Nas cenas finais, é a velha guarda que toma as rédeas da situação, protagonizando as partes mais interessantes do embate, que infelizmente usa e abusa dos efeitos em CGI. Um dos diferenciais da franquia até então eram os combates filmados in loco, com técnicas que podem ser vistas como rudimentares pelo expectador novato, mas que garantiam às fitas mais veracidade e textura.
No entanto, os erros de concepção ficam ainda mais evidentes. O vilão poderia ter sido melhor construído, ele não é nem tão digno de ódio quanto Villain era em Os Mercenários 2. Falta sentir apuro pelos personagens principais, a todo momento parece que os velhacos se safarão sem arranhões, são raros os embates físicos, que até são precedidos por frases feitas de cunho excelente, mas pouco mostram, ainda que a breve luta de Stonebanks e Ross seja interessante. O grave problema deste Os Mercenários 3 é ser bem menos divertido do que as fases pretéritas, deixando espaço para enxergar seus defeitos.

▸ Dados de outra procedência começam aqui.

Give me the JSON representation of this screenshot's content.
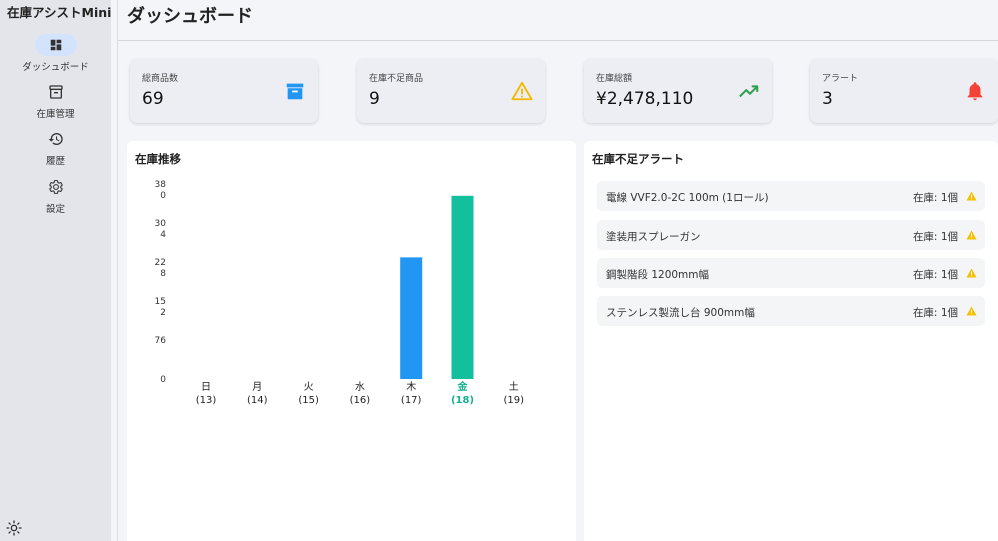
{
  "app": {
    "title": "在庫アシストMini"
  },
  "sidebar": {
    "items": [
      {
        "label": "ダッシュボード",
        "icon": "dashboard-icon",
        "active": true
      },
      {
        "label": "在庫管理",
        "icon": "archive-icon",
        "active": false
      },
      {
        "label": "履歴",
        "icon": "history-icon",
        "active": false
      },
      {
        "label": "設定",
        "icon": "gear-icon",
        "active": false
      }
    ],
    "theme_icon": "sun-icon"
  },
  "header": {
    "title": "ダッシュボード"
  },
  "stats": [
    {
      "label": "総商品数",
      "value": "69",
      "icon": "archive-icon",
      "color": "#2196f3"
    },
    {
      "label": "在庫不足商品",
      "value": "9",
      "icon": "warning-icon",
      "color": "#f5b700"
    },
    {
      "label": "在庫総額",
      "value": "¥2,478,110",
      "icon": "trending-up-icon",
      "color": "#2e9e4f"
    },
    {
      "label": "アラート",
      "value": "3",
      "icon": "bell-icon",
      "color": "#f44336"
    }
  ],
  "trend_panel": {
    "title": "在庫推移"
  },
  "chart_data": {
    "type": "bar",
    "y_tick_labels": [
      "38\n0",
      "30\n4",
      "22\n8",
      "15\n2",
      "76",
      "0"
    ],
    "y_ticks": [
      380,
      304,
      228,
      152,
      76,
      0
    ],
    "ylim": [
      0,
      380
    ],
    "grid": false,
    "categories": [
      "日\n(13)",
      "月\n(14)",
      "火\n(15)",
      "水\n(16)",
      "木\n(17)",
      "金\n(18)",
      "土\n(19)"
    ],
    "values": [
      0,
      0,
      0,
      0,
      237,
      357,
      0
    ],
    "highlight_index": 5,
    "colors": {
      "default": "#2196f3",
      "highlight": "#13bf9c"
    }
  },
  "alerts_panel": {
    "title": "在庫不足アラート",
    "items": [
      {
        "name": "電線 VVF2.0-2C 100m (1ロール)",
        "stock": "在庫: 1個"
      },
      {
        "name": "塗装用スプレーガン",
        "stock": "在庫: 1個"
      },
      {
        "name": "鋼製階段 1200mm幅",
        "stock": "在庫: 1個"
      },
      {
        "name": "ステンレス製流し台 900mm幅",
        "stock": "在庫: 1個"
      }
    ],
    "warning_color": "#f5c000"
  }
}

A mensagem deixada em seu final vai de encontro a tudo o que foi mostrado na carreira de Stallone e também nesta franquia. O modo como Barney olha para aqueles que seriam os seus alunos, trinta anos mais jovens fazendo tudo o que ele cansou de fazer em tela dá a tônica de como funciona atualmente a mente e a intimidade do ator, diretor e cineasta, talvez até antevendo uma possível aposentadoria, se não da carreira de cineasta, ao menos do filão de filmes de ação. Esse subtexto acaba sendo mais rico que toda a arquitetura, pirotecnia e atitude bad ass que sempre preconizaram as ações de Barney e seus asseclas.